Haight estimates that when they patrol, between three and 10 percent of riders can’t produce a fare, depending on time and location. The hope is that when the word gets out that these patrols are happening, fewer people will try to beat the fares.
The ordinance was first adopted by the BART Board of Directors back in October 2017, to go into effect at the start of this year. But the BART police needed to work out procedures and acquire and test ticket readers (see photo below). The Clipper card readers are the same as those used on Muni. Unfortunately, enforcement agents have to carry a second machine to read the old mag-stripe paper tickets.
The police are using “Community Service” officers to check tickets–these are the same employees who normally ticket illegally parked cars in the BART parking lots. The citations they issue for riding BART without a fare are treated just like parking tickets–“It’s not criminal, it’s a civil citation,” said Haight. However, repeat offenders–meaning anyone caught riding three times in one year without proof of payment–can get hit with a criminal citation, which is a $250 fine. Violators may also be required to do community service.
That said, it’s hard to imagine how someone would get nailed three times in one year, since there are only six agents (and the patrols will always operate in groups). However, the BART police explained this is just one small step in a program of stopping fare evasion. They are also in the process of raising the height of fare gates (to make them harder to jump) and relocating emergency swing gates so it’s more difficult to inconspicuously go through them.

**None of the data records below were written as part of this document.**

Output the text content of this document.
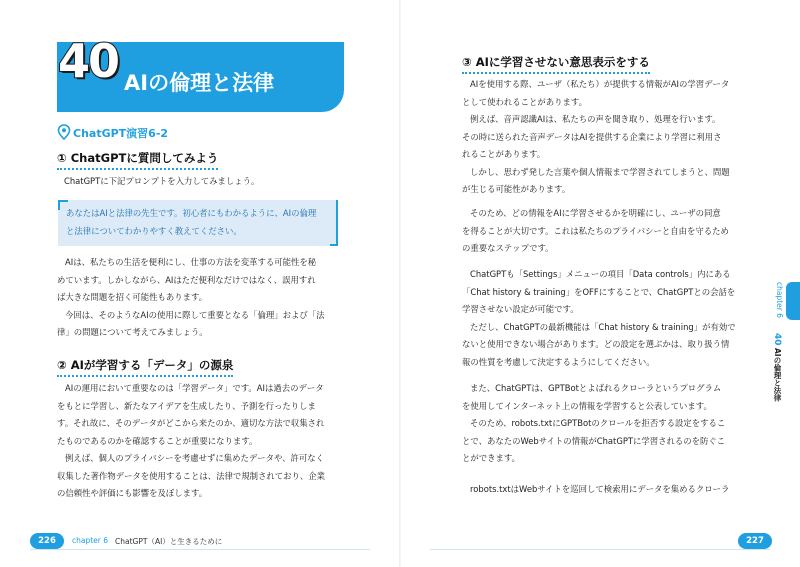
40 AIの倫理と法律
ChatGPT演習6-2
① ChatGPTに質問してみよう

ChatGPTに下記プロンプトを入力してみましょう。

あなたはAIと法律の先生です。初心者にもわかるように、AIの倫理
と法律についてわかりやすく教えてください。

AIは、私たちの生活を便利にし、仕事の方法を変革する可能性を秘

めています。しかしながら、AIはただ便利なだけではなく、誤用すれ

ば大きな問題を招く可能性もあります。

今回は、そのようなAIの使用に際して重要となる「倫理」および「法

律」の問題について考えてみましょう。

② AIが学習する「データ」の源泉

AIの運用において重要なのは「学習データ」です。AIは過去のデータ

をもとに学習し、新たなアイデアを生成したり、予測を行ったりしま

す。それ故に、そのデータがどこから来たのか、適切な方法で収集され

たものであるのかを確認することが重要になります。

例えば、個人のプライバシーを考慮せずに集めたデータや、許可なく

収集した著作物データを使用することは、法律で規制されており、企業

の信頼性や評価にも影響を及ぼします。

226	chapter 6 ChatGPT（AI）と生きるために
③ AIに学習させない意思表示をする

AIを使用する際、ユーザ（私たち）が提供する情報がAIの学習データ

として使われることがあります。

例えば、音声認識AIは、私たちの声を聞き取り、処理を行います。

その時に送られた音声データはAIを提供する企業により学習に利用さ

れることがあります。

しかし、思わず発した言葉や個人情報まで学習されてしまうと、問題

が生じる可能性があります。

そのため、どの情報をAIに学習させるかを明確にし、ユーザの同意

を得ることが大切です。これは私たちのプライバシーと自由を守るため

の重要なステップです。

ChatGPTも「Settings」メニューの項目「Data controls」内にある

「Chat history & training」をOFFにすることで、ChatGPTとの会話を

学習させない設定が可能です。

ただし、ChatGPTの最新機能は「Chat history & training」が有効で

ないと使用できない場合があります。どの設定を選ぶかは、取り扱う情

報の性質を考慮して決定するようにしてください。

また、ChatGPTは、GPTBotとよばれるクローラというプログラム

を使用してインターネット上の情報を学習すると公表しています。

そのため、robots.txtにGPTBotのクロールを拒否する設定をするこ

とで、あなたのWebサイトの情報がChatGPTに学習されるのを防ぐこ

とができます。

robots.txtはWebサイトを巡回して検索用にデータを集めるクローラ

chapter 6
40
AIの倫理と法律
227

And they want to hire more inspectors.
“We know that fare evasion is a significant revenue issue for BART, but it’s also a serious equity concern, especially given BART’s problems with over-policing and profiling,” wrote Edie Irons, spokesman for TransForm, in an email. “While it’s clear BART has tried to craft a balanced approach, there are still ways this policy could have a negative impact on peoples’ lives that vastly outweigh the severity of the crime.”
“We are going to get regular evidence-based public reports about the conduct of our fare evasion enforcement officers, and if there’s any reason for concern from a civil rights perspective we will be transparent with the public and take corrective action immediately,” said Josefowitz. “We also rolled out discounted youth fares this January and worked with SFState to provide discounted passes for their students, which will give students a fare-paying option to take BART that will work within their budget.”
The ordinance also provides the option of doing community service rather than paying a fine. But Irons would like to see more: “What if, on top of their citation or community service, every young fare evader got a loaded Clipper Card that was half the value of the fine, along with information about BART’s new youth discount program?”
The inspectors, meanwhile, have body cameras so their supervisors can check for improper conduct. They are not armed and are instructed not to pursue if a fare evader runs away–however, they have radios to call BART police for assistance.
“Making sure everyone’s paying their fare is only fair to the hundreds of thousands of regular paying riders. Fare evasion is also a significant cost to the agency and will help us crack down on crime in our system,” added Josefowitz.
BART estimates it loses between $15 million to $25 million per year in unpaid fares. The agency has more details on its new fare evasion policy online.